7. The integrated detection method for structural adhesive damage in glass curtain walls according to claim 6, characterized in that, In S2, the preset tapping points include the center point of each glass curtain wall, the 1 / 4 point of the upper left diagonal, the 1 / 4 point of the upper right diagonal, the 3 / 4 point of the lower left diagonal, and the 3 / 4 point of the lower right diagonal.

8. The integrated detection method for structural adhesive damage in glass curtain walls according to claim 6, characterized in that, In S3, the time domain, frequency domain, and time-frequency domain features include time domain peak amplitude, vibration energy index, decay rate, frequency domain dominant frequency, spectral centroid, spectral energy distribution, and time-frequency energy map features based on continuous wavelet transform, forming a structural adhesive state feature vector.

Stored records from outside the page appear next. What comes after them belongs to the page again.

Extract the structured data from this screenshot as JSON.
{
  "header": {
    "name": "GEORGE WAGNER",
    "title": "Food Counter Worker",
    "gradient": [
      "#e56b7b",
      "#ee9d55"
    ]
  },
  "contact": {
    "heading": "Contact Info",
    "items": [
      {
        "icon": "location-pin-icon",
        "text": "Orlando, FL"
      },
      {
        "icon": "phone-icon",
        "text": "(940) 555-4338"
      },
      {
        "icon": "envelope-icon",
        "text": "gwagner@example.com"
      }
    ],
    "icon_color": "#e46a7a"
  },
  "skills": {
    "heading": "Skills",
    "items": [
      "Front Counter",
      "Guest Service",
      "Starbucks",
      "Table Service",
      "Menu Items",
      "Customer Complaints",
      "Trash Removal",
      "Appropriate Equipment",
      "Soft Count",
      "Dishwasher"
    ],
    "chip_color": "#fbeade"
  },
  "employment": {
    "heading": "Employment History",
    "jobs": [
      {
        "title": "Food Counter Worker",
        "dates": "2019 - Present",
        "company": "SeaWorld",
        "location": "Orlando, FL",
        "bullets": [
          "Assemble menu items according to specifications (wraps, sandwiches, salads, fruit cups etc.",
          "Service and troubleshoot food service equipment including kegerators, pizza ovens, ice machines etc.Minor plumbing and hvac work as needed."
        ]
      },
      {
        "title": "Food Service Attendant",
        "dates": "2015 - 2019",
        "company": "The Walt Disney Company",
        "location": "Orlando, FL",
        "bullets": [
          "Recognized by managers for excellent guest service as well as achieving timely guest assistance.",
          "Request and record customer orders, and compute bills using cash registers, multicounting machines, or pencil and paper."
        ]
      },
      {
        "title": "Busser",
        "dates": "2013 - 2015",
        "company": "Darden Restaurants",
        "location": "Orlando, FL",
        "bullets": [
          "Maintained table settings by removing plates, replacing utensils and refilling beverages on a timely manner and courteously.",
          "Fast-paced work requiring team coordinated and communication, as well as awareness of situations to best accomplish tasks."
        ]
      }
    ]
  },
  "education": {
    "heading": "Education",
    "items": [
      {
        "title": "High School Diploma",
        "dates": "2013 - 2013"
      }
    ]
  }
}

9. The integrated detection method for structural adhesive damage in glass curtain walls according to claim 6, characterized in that, In S4, the structural adhesive damage identification model employs at least one of random forest, support vector machine, and lightweight neural network.

10. An integrated detection system for structural adhesive damage in glass curtain walls, characterized in that, The method for integrated detection of structural adhesive damage in glass curtain walls according to any one of claims 6-9 is used. include, Real-time monitoring module: used to display the curtain wall image information transmitted back by the visible light camera in real time; Control and interaction module: used to remotely issue motion commands to control the pose of the wall-climbing robot, the angle of the gimbal component, and the tapping action of the structural adhesive detection component, so as to realize remote controlled triggering of the acceleration acquisition process; Waveform presentation module: used to receive and dynamically plot the acceleration response curves acquired by the accelerometer in real time; Recognition Feedback Module: Used to display the structural adhesive damage recognition results and damage probability output by the machine learning model.